As usual, he will be in charge.
"Oh, I haven't got sense enough to quit," he said. "It's been a way of life. I guess I'm just a natural-born promoter."
Wright, 79, was chairman of every local show for the first 35 years, took the next four years off, and this year is back running things. He retired several years ago from his job as an executive with Arden Farms and lives in Altadena with his wife of 50 years, Lucille.
Wright has been local, state and district president of the Society for the Preservation and Encouragement of Barber Shop Quartet Singing in America and became international president in 1967. He arranged the international group's conventions in Pasadena in 1957 and 1967. Now he is international service committee chairman, heading the group's charity, the Institute of Logopedics in Wichita, Kan., which treats adults and children with speech defects.
"I just opened my big mouth and got on every committee," he said. "This Logopedics Institute is the most wonderful thing in my life."
The international organization has about 40,000 members in the United States, Canada, Europe, New Zealand and Australia. Each local group raises money for the institute, providing a total annual contribution of about $700,000.
Wright said his interest in barbershop quartets began in a barbershop that was the gathering place in his hometown, Taloga, Okla., where he won all the school singing contests. He went on to perform on the RKO vaudeville circuit and in nightclubs after Prohibition ended.
After moving to Pasadena, he placed an ad in a local paper in 1946 inviting interested people to join him in barbershop singing.
"Eight people showed up, and here we are 40 years later and I still haven't got back my $1.35 for that ad," Wright said.
He talked the Civic Auditorium's impresario into letting the tiny group have the hall for one night in 1947, even though it could put up only $37. Twenty-two quartets sang until after midnight. It was then, Wright said, that "I knew it would grow into something big."
"Any time we need some magic to happen, he's the guy that has it," said Otto Nass Jr., son of one the eight founders and a member of the Pasadena group for 35 years. "You need a fabulous show, and you have to do daring things to keep people coming back. Reedie's a super organizer."
In the 1960s, when Americans were landing on the moon, a replica of a space module landed on the Civic Auditorium's stage, and quartets walked through its door to perform. At other times, imitation rockets flared, a submarine hovered over a stage set that simulated a sunken ship, and moving river boats and trains formed spectacular backdrops or devices to highlight the performers' entrances.
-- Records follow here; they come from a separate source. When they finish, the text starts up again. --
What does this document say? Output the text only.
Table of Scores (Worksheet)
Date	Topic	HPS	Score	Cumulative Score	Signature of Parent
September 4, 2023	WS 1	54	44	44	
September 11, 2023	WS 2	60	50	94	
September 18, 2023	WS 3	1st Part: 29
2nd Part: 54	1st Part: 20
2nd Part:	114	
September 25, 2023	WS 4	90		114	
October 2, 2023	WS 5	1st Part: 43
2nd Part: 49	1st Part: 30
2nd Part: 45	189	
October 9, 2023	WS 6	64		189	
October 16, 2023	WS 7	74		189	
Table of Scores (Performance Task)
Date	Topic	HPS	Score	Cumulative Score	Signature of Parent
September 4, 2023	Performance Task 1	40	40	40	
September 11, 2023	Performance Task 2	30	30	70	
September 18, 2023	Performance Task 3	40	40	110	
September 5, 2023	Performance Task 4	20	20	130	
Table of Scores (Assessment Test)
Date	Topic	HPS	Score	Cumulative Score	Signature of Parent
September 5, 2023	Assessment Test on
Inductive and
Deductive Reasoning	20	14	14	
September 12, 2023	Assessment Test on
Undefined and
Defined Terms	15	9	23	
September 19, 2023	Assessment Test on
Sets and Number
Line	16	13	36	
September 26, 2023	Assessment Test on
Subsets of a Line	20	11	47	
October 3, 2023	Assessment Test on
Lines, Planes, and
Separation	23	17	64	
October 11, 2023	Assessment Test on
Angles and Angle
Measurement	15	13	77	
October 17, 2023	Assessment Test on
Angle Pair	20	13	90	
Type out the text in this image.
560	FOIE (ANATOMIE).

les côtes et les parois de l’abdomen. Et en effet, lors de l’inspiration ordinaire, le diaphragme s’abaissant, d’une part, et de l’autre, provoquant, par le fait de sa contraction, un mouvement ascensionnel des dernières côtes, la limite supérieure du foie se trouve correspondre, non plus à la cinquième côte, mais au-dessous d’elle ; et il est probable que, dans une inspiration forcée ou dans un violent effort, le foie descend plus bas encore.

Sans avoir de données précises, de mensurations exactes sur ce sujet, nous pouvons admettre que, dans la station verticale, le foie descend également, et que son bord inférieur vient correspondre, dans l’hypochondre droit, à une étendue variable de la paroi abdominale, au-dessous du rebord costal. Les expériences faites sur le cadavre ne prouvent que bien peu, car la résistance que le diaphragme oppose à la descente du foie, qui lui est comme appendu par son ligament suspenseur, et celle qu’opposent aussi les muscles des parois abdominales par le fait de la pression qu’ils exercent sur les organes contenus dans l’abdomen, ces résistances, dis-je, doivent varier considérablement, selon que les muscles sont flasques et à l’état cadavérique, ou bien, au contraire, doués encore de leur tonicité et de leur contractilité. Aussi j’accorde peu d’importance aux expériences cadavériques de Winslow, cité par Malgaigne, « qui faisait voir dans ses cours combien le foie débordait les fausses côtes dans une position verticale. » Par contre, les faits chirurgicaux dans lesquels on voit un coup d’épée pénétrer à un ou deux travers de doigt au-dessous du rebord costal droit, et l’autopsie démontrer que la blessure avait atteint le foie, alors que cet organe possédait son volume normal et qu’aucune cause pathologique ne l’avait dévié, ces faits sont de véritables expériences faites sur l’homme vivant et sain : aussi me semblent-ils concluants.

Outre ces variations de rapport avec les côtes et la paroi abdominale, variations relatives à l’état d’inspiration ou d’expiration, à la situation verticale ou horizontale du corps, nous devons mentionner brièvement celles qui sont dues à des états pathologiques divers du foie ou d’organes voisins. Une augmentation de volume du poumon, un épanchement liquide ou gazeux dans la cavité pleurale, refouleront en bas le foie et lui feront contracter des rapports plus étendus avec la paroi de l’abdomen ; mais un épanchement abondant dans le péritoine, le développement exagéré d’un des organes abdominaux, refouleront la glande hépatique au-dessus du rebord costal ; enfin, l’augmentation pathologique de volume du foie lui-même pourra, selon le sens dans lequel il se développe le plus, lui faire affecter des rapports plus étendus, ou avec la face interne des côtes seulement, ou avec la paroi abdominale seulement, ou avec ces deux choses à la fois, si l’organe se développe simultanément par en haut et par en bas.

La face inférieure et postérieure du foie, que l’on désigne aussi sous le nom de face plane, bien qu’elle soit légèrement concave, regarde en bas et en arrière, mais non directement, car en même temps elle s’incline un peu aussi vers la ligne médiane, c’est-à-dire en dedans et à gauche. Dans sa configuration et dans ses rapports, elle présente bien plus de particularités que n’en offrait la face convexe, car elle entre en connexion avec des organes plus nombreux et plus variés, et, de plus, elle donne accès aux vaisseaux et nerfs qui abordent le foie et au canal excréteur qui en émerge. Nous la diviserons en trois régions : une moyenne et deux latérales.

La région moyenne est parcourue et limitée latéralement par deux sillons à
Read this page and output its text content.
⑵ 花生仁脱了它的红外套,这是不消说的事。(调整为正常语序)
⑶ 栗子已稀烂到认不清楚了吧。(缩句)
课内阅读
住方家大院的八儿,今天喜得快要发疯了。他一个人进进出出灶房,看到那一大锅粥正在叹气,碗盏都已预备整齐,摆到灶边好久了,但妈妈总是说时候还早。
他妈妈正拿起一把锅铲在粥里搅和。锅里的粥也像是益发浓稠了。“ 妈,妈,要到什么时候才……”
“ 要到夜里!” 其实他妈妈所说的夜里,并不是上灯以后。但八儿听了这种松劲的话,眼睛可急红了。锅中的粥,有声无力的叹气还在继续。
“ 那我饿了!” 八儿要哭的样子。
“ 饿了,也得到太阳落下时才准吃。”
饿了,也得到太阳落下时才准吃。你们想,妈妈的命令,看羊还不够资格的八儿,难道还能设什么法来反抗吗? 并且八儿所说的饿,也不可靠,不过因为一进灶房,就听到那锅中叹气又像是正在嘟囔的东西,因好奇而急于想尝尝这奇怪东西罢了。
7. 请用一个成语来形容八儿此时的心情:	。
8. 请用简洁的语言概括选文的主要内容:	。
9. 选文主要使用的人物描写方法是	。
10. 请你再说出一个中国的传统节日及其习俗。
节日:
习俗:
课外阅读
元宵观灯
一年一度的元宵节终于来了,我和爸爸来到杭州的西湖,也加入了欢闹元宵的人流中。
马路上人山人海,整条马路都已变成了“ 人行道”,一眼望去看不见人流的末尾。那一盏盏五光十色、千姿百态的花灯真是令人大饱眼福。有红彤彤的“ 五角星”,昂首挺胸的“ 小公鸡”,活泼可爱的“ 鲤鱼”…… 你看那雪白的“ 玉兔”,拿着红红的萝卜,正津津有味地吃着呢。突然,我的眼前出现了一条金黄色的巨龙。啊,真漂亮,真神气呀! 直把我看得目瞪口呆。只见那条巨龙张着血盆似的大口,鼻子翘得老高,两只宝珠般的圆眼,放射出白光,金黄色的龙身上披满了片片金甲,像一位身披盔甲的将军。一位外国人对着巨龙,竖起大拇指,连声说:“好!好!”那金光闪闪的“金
In 1980, the show's guest quartet from Sweden sang, among other things, "Slow Boat to China" in Swedish, in barbershop harmony.
"You just don't get an average guy to put that kind of thing together," Nass said.
This year's show will feature the reigning international champion quartet, "The Rural Route 4," from Kansas City, Mo., and "The Phabulous Phoenicians," a 100-member barbershop harmony chorus from Phoenix, Ariz., that has won three international championships in 10 years.
The Phoenicians will present "A Salute to Al Jolson," and two quartets from the chorus will perform, as will the Pasadena Crown City Chorus.
Wright will be backstage directing things, he said. A tenor, he has usually sung the lead for the harmony, but now, he said, "The good Lord has seen fit to take away some of my high notes."
"The Pasadena show is one of the most prestigious in the whole barbershop organization," said Lou Laurel, musical director of the Phoenicians. He called Wright "one of our real international guiding lights."
One room in Wright's Altadena home has been given over to barbershop quartet business, awards, certificates and mementos that cover walls and fill cabinets.
His wife, Lucille, who spent years traveling with him and entertaining throngs of visiting singers at their home, cheerfully called them "a bunch of stage-struck extroverts."
Wright agreed, just as cheerfully. Then he said, "This is the most rewarding work I've ever done. I'll keep doing it all my life."